Leider gibt es nur wenige Beweise, die nahelegen, dass wir diese Rückkopplungsschleife „reparieren" könnten. Lediglich das Konzept der „Neuroplastizität" ist ein kleiner Hoffnungsschimmer am Horizont. Zwar ist das Gehirn selbst nicht imstande, sich so wie andere Organe selbst zu regenerieren, doch neurale Bahnen innerhalb des Hirngewebes können während unserer Lebenszeit wachsen und sich neu anordnen. Im Grunde bringt die Neuroplastizität unseren alten Gehirnen also neue Tricks bei.

Wissenschaftler konnte beweisen, dass wir durch Meditation unser Hirn so manipulieren können, dass es Prokrastination gar nicht erst zulässt. Bei buddhistischen Mönchen wurde während ihrer Meditation ein sehr hohes Maß an Gamma-Synchronie beobachtet. Das bedeutet, dass der Austausch zwischen den Neuronen besser kontrolliert werden kann. Wie eine Studie aufdeckte, konnten geübte Mönche nach mehreren Jahren Übung tatsächlich ihre Hirnfunktion verändern und strukturieren.

Mit Meditation kann also auch der Verstand trainiert werden.
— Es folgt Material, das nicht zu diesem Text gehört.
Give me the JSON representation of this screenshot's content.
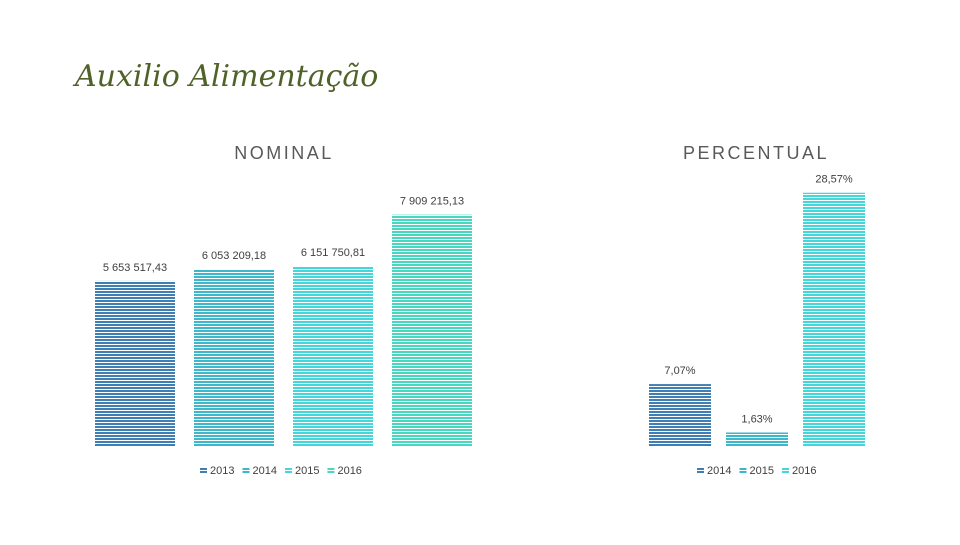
{
  "slide_title": "Auxilio Alimentação",
  "chart_data": [
    {
      "type": "bar",
      "title": "NOMINAL",
      "categories": [
        null
      ],
      "ylim": [
        0,
        8000000
      ],
      "series": [
        {
          "name": "2013",
          "color": "#3f7fb3",
          "values": [
            5653517.43
          ],
          "value_labels": [
            "5 653 517,43"
          ]
        },
        {
          "name": "2014",
          "color": "#3db7c9",
          "values": [
            6053209.18
          ],
          "value_labels": [
            "6 053 209,18"
          ]
        },
        {
          "name": "2015",
          "color": "#45d6da",
          "values": [
            6151750.81
          ],
          "value_labels": [
            "6 151 750,81"
          ]
        },
        {
          "name": "2016",
          "color": "#48d8bf",
          "values": [
            7909215.13
          ],
          "value_labels": [
            "7 909 215,13"
          ]
        }
      ]
    },
    {
      "type": "bar",
      "title": "PERCENTUAL",
      "categories": [
        null
      ],
      "ylim": [
        0,
        30
      ],
      "series": [
        {
          "name": "2014",
          "color": "#3f7fb3",
          "values": [
            7.07
          ],
          "value_labels": [
            "7,07%"
          ]
        },
        {
          "name": "2015",
          "color": "#3db7c9",
          "values": [
            1.63
          ],
          "value_labels": [
            "1,63%"
          ]
        },
        {
          "name": "2016",
          "color": "#45d6da",
          "values": [
            28.57
          ],
          "value_labels": [
            "28,57%"
          ]
        }
      ]
    }
  ]
}
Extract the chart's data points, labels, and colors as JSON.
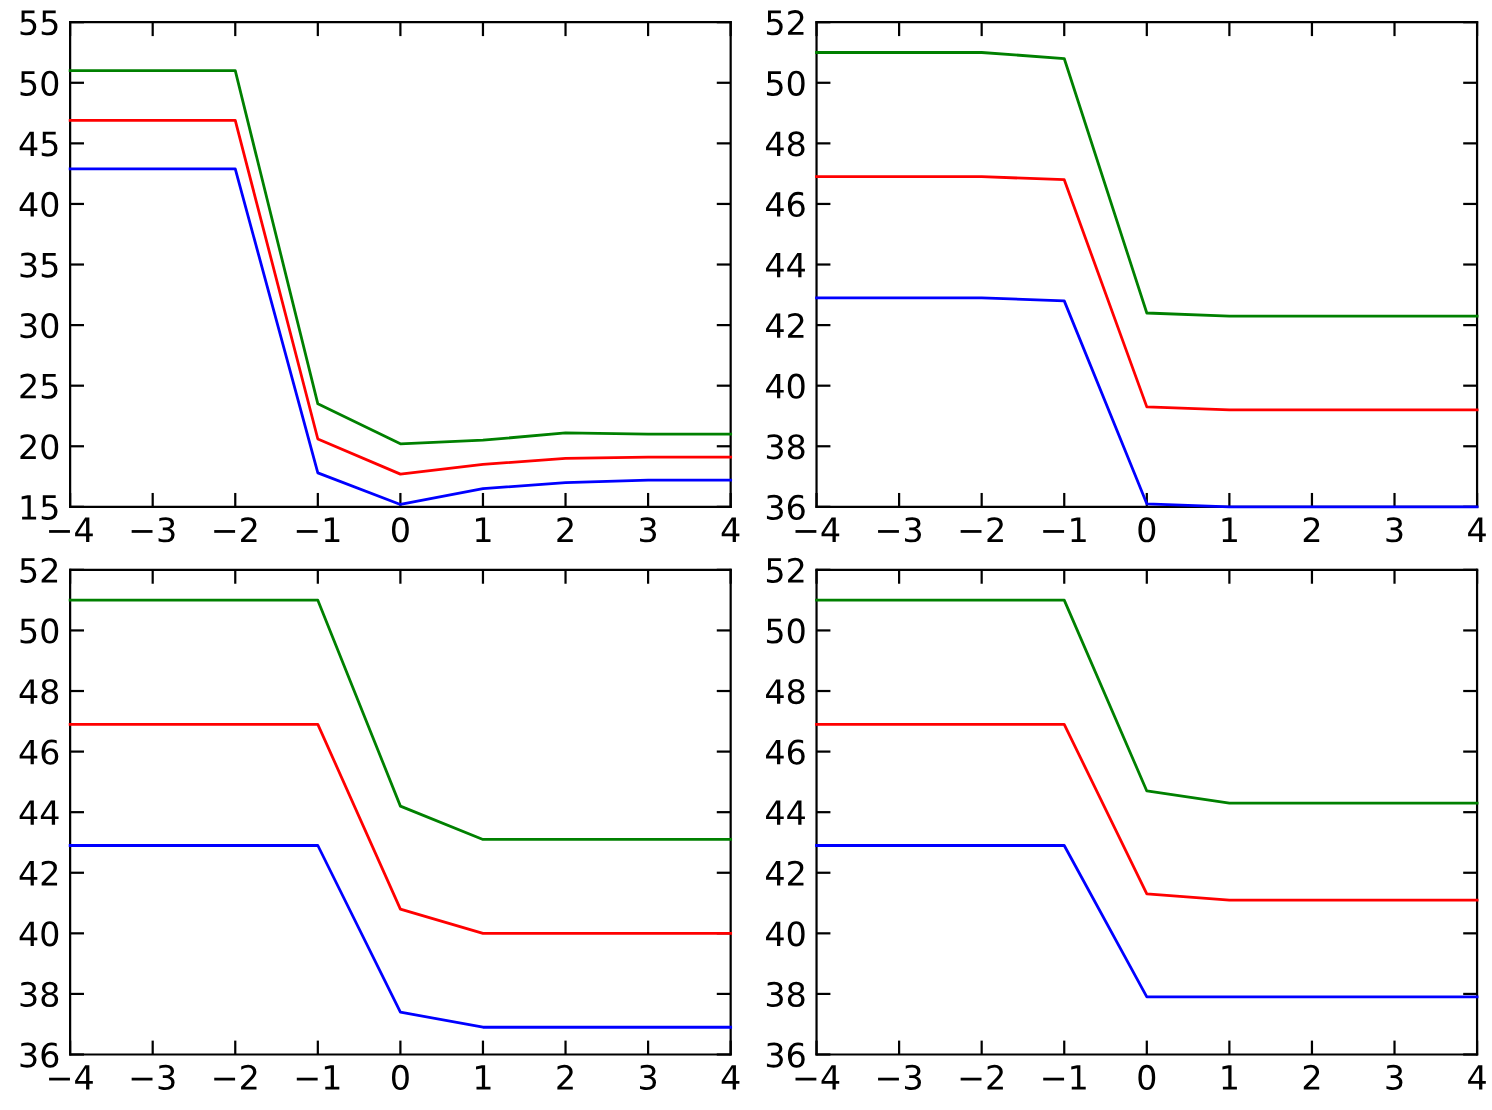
{
  "chart_data": [
    {
      "type": "line",
      "x": [
        -4,
        -2,
        -1,
        0,
        1,
        2,
        3,
        4
      ],
      "xlim": [
        -4,
        4
      ],
      "xticks": [
        -4,
        -3,
        -2,
        -1,
        0,
        1,
        2,
        3,
        4
      ],
      "ylim": [
        15,
        55
      ],
      "yticks": [
        15,
        20,
        25,
        30,
        35,
        40,
        45,
        50,
        55
      ],
      "grid": false,
      "series": [
        {
          "color": "#008000",
          "values": [
            51,
            51,
            23.5,
            20.2,
            20.5,
            21.1,
            21,
            21
          ]
        },
        {
          "color": "#ff0000",
          "values": [
            46.9,
            46.9,
            20.6,
            17.7,
            18.5,
            19,
            19.1,
            19.1
          ]
        },
        {
          "color": "#0000ff",
          "values": [
            42.9,
            42.9,
            17.8,
            15.2,
            16.5,
            17,
            17.2,
            17.2
          ]
        }
      ]
    },
    {
      "type": "line",
      "x": [
        -4,
        -2,
        -1,
        0,
        1,
        2,
        3,
        4
      ],
      "xlim": [
        -4,
        4
      ],
      "xticks": [
        -4,
        -3,
        -2,
        -1,
        0,
        1,
        2,
        3,
        4
      ],
      "ylim": [
        36,
        52
      ],
      "yticks": [
        36,
        38,
        40,
        42,
        44,
        46,
        48,
        50,
        52
      ],
      "grid": false,
      "series": [
        {
          "color": "#008000",
          "values": [
            51,
            51,
            50.8,
            42.4,
            42.3,
            42.3,
            42.3,
            42.3
          ]
        },
        {
          "color": "#ff0000",
          "values": [
            46.9,
            46.9,
            46.8,
            39.3,
            39.2,
            39.2,
            39.2,
            39.2
          ]
        },
        {
          "color": "#0000ff",
          "values": [
            42.9,
            42.9,
            42.8,
            36.1,
            36,
            36,
            36,
            36
          ]
        }
      ]
    },
    {
      "type": "line",
      "x": [
        -4,
        -2,
        -1,
        0,
        1,
        2,
        3,
        4
      ],
      "xlim": [
        -4,
        4
      ],
      "xticks": [
        -4,
        -3,
        -2,
        -1,
        0,
        1,
        2,
        3,
        4
      ],
      "ylim": [
        36,
        52
      ],
      "yticks": [
        36,
        38,
        40,
        42,
        44,
        46,
        48,
        50,
        52
      ],
      "grid": false,
      "series": [
        {
          "color": "#008000",
          "values": [
            51,
            51,
            51,
            44.2,
            43.1,
            43.1,
            43.1,
            43.1
          ]
        },
        {
          "color": "#ff0000",
          "values": [
            46.9,
            46.9,
            46.9,
            40.8,
            40,
            40,
            40,
            40
          ]
        },
        {
          "color": "#0000ff",
          "values": [
            42.9,
            42.9,
            42.9,
            37.4,
            36.9,
            36.9,
            36.9,
            36.9
          ]
        }
      ]
    },
    {
      "type": "line",
      "x": [
        -4,
        -2,
        -1,
        0,
        1,
        2,
        3,
        4
      ],
      "xlim": [
        -4,
        4
      ],
      "xticks": [
        -4,
        -3,
        -2,
        -1,
        0,
        1,
        2,
        3,
        4
      ],
      "ylim": [
        36,
        52
      ],
      "yticks": [
        36,
        38,
        40,
        42,
        44,
        46,
        48,
        50,
        52
      ],
      "grid": false,
      "series": [
        {
          "color": "#008000",
          "values": [
            51,
            51,
            51,
            44.7,
            44.3,
            44.3,
            44.3,
            44.3
          ]
        },
        {
          "color": "#ff0000",
          "values": [
            46.9,
            46.9,
            46.9,
            41.3,
            41.1,
            41.1,
            41.1,
            41.1
          ]
        },
        {
          "color": "#0000ff",
          "values": [
            42.9,
            42.9,
            42.9,
            37.9,
            37.9,
            37.9,
            37.9,
            37.9
          ]
        }
      ]
    }
  ]
}
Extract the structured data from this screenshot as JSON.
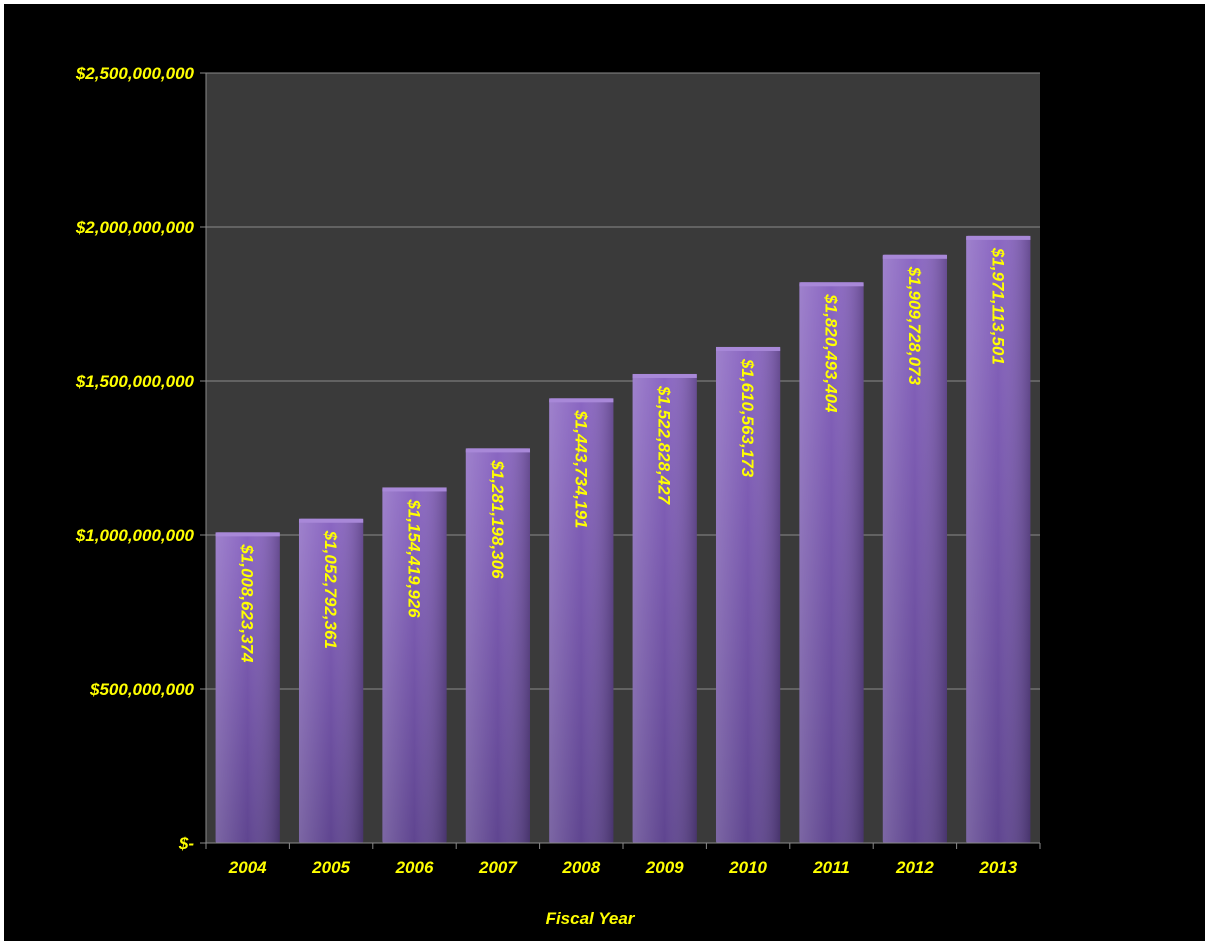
{
  "colors": {
    "background": "#000000",
    "plot_area": "#3a3a3a",
    "bar_fill": "#7d5bb0",
    "bar_highlight": "#a888d8",
    "text": "#ffff00",
    "gridline": "#8a8a8a"
  },
  "chart_data": {
    "type": "bar",
    "title": "",
    "xlabel": "Fiscal Year",
    "ylabel": "",
    "categories": [
      "2004",
      "2005",
      "2006",
      "2007",
      "2008",
      "2009",
      "2010",
      "2011",
      "2012",
      "2013"
    ],
    "values": [
      1008623374,
      1052792361,
      1154419926,
      1281198306,
      1443734191,
      1522828427,
      1610563173,
      1820493404,
      1909728073,
      1971113501
    ],
    "data_labels": [
      "$1,008,623,374",
      "$1,052,792,361",
      "$1,154,419,926",
      "$1,281,198,306",
      "$1,443,734,191",
      "$1,522,828,427",
      "$1,610,563,173",
      "$1,820,493,404",
      "$1,909,728,073",
      "$1,971,113,501"
    ],
    "ylim": [
      0,
      2500000000
    ],
    "yticks": [
      0,
      500000000,
      1000000000,
      1500000000,
      2000000000,
      2500000000
    ],
    "ytick_labels": [
      "$-",
      "$500,000,000",
      "$1,000,000,000",
      "$1,500,000,000",
      "$2,000,000,000",
      "$2,500,000,000"
    ],
    "grid": true,
    "legend": "none"
  }
}
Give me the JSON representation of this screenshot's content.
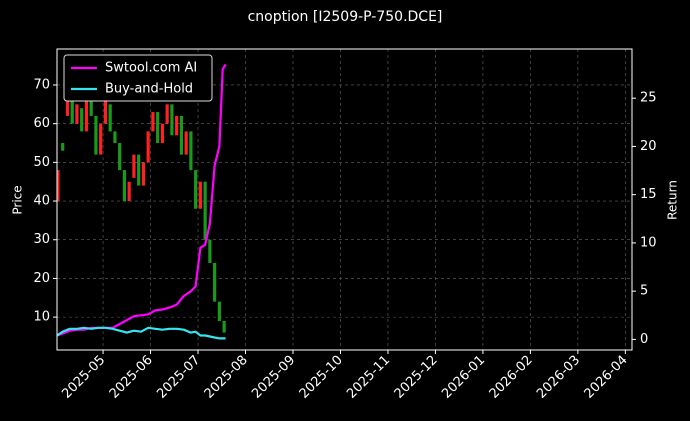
{
  "chart_data": {
    "type": "candlestick",
    "title": "cnoption [I2509-P-750.DCE]",
    "ylabel": "Price",
    "y2label": "Return",
    "xlim": [
      -0.97,
      11.14
    ],
    "xticks": [
      {
        "value": 0,
        "label": "2025-05"
      },
      {
        "value": 1,
        "label": "2025-06"
      },
      {
        "value": 2,
        "label": "2025-07"
      },
      {
        "value": 3,
        "label": "2025-08"
      },
      {
        "value": 4,
        "label": "2025-09"
      },
      {
        "value": 5,
        "label": "2025-10"
      },
      {
        "value": 6,
        "label": "2025-11"
      },
      {
        "value": 7,
        "label": "2025-12"
      },
      {
        "value": 8,
        "label": "2026-01"
      },
      {
        "value": 9,
        "label": "2026-02"
      },
      {
        "value": 10,
        "label": "2026-03"
      },
      {
        "value": 11,
        "label": "2026-04"
      }
    ],
    "ylim": [
      1.5,
      79.3
    ],
    "yticks": [
      10,
      20,
      30,
      40,
      50,
      60,
      70
    ],
    "y2lim": [
      -1.1,
      30.1
    ],
    "y2ticks": [
      0,
      5,
      10,
      15,
      20,
      25
    ],
    "grid": true,
    "legend": "upper left",
    "up_color": "#ff2020",
    "down_color": "#1a9a1a",
    "candles": {
      "x": [
        -0.95,
        -0.85,
        -0.75,
        -0.65,
        -0.55,
        -0.45,
        -0.35,
        -0.25,
        -0.15,
        -0.05,
        0.05,
        0.15,
        0.25,
        0.35,
        0.45,
        0.55,
        0.65,
        0.75,
        0.85,
        0.95,
        1.05,
        1.15,
        1.25,
        1.35,
        1.45,
        1.55,
        1.65,
        1.75,
        1.85,
        1.95,
        2.05,
        2.15,
        2.25,
        2.35,
        2.45,
        2.55
      ],
      "open": [
        40,
        55,
        62,
        66,
        60,
        64,
        58,
        66,
        62,
        52,
        60,
        65,
        58,
        55,
        48,
        40,
        46,
        52,
        44,
        50,
        58,
        63,
        55,
        60,
        65,
        57,
        62,
        52,
        58,
        48,
        38,
        45,
        30,
        24,
        14,
        9
      ],
      "close": [
        48,
        53,
        68,
        60,
        65,
        58,
        66,
        62,
        52,
        60,
        66,
        58,
        55,
        48,
        40,
        45,
        52,
        44,
        50,
        58,
        63,
        55,
        60,
        65,
        57,
        62,
        52,
        58,
        48,
        38,
        45,
        30,
        24,
        14,
        9,
        6
      ]
    },
    "x": [
      -0.97,
      -0.85,
      -0.7,
      -0.55,
      -0.4,
      -0.25,
      -0.1,
      0.05,
      0.2,
      0.35,
      0.5,
      0.65,
      0.8,
      0.95,
      1.1,
      1.25,
      1.4,
      1.55,
      1.7,
      1.85,
      1.95,
      2.05,
      2.15,
      2.25,
      2.35,
      2.45,
      2.52,
      2.58
    ],
    "series": [
      {
        "name": "Swtool.com AI",
        "color": "#ff00ff",
        "axis": "y2",
        "values": [
          0.4,
          0.6,
          0.9,
          1.0,
          1.0,
          1.2,
          1.2,
          1.2,
          1.2,
          1.6,
          2.0,
          2.4,
          2.5,
          2.6,
          3.0,
          3.1,
          3.3,
          3.6,
          4.5,
          5.0,
          5.5,
          9.5,
          9.8,
          12,
          18,
          20,
          28,
          28.5
        ]
      },
      {
        "name": "Buy-and-Hold",
        "color": "#33e6f0",
        "axis": "y2",
        "values": [
          0.4,
          0.8,
          1.1,
          1.1,
          1.2,
          1.1,
          1.2,
          1.2,
          1.1,
          0.9,
          0.7,
          0.9,
          0.8,
          1.2,
          1.1,
          1.0,
          1.1,
          1.1,
          1.0,
          0.7,
          0.8,
          0.4,
          0.4,
          0.3,
          0.2,
          0.1,
          0.1,
          0.1
        ]
      }
    ]
  }
}
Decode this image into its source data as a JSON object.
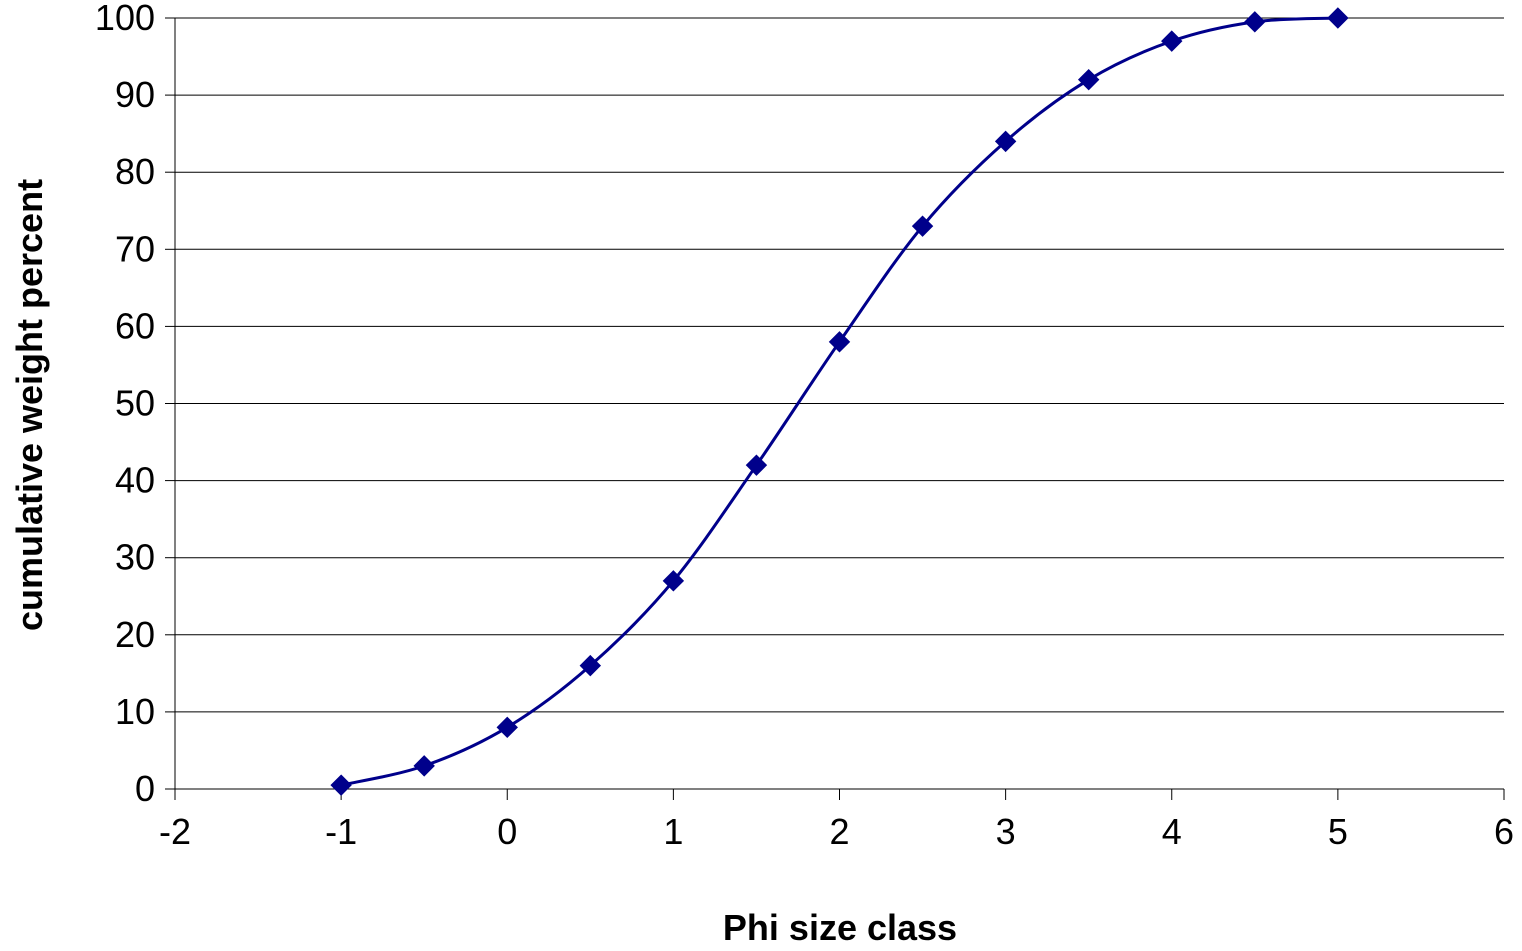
{
  "chart_data": {
    "type": "line",
    "title": "",
    "xlabel": "Phi size class",
    "ylabel": "cumulative weight percent",
    "xlim": [
      -2,
      6
    ],
    "ylim": [
      0,
      100
    ],
    "x_ticks": [
      -2,
      -1,
      0,
      1,
      2,
      3,
      4,
      5,
      6
    ],
    "y_ticks": [
      0,
      10,
      20,
      30,
      40,
      50,
      60,
      70,
      80,
      90,
      100
    ],
    "grid": "horizontal major gridlines",
    "legend": "none",
    "marker": "diamond",
    "smoothed": true,
    "series": [
      {
        "x": [
          -1,
          -0.5,
          0,
          0.5,
          1,
          1.5,
          2,
          2.5,
          3,
          3.5,
          4,
          4.5,
          5
        ],
        "values": [
          0.5,
          3,
          8,
          16,
          27,
          42,
          58,
          73,
          84,
          92,
          97,
          99.5,
          100
        ],
        "color": "#00008B"
      }
    ]
  }
}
In einer experimentellen Studie sollten sich die Probanden vorstellen, dass sie die Wahl hätten, eine Hautkrebs-Behandlung hinauszuzögern. Die Teilnehmer berichteten, dass sie viel motivierter für eine Behandlung waren, als sie im Vorfeld über die negativen Konsequenzen eines Aufschubs nachdachten. Durch achtsames Überdenken der Situation gelang es chronischen Prokrastinierern, ihren Drang, die anstehende Aufgabe zurückzustellen, zu überwinden.

Wissenschaftler der Harvard University stellten ebenso fest, dass sich die graue Masse derjenigen, die täglich meditierten, positiv veränderte. Sie fanden heraus, dass diejenigen, die schon seit langer Zeit meditierten, „in den mit Aufmerksamkeit und emotionaler Integration verbundenen Regionen eine Verdickung der Großhirnrinde" aufwiesen.

Ist also eine achtsame Meditation das Patentrezept gegen Prokrastination? Wahrscheinlich nicht wirklich. Doch so lange du es weiterhin aufschiebst, wirst du es niemals herausfinden.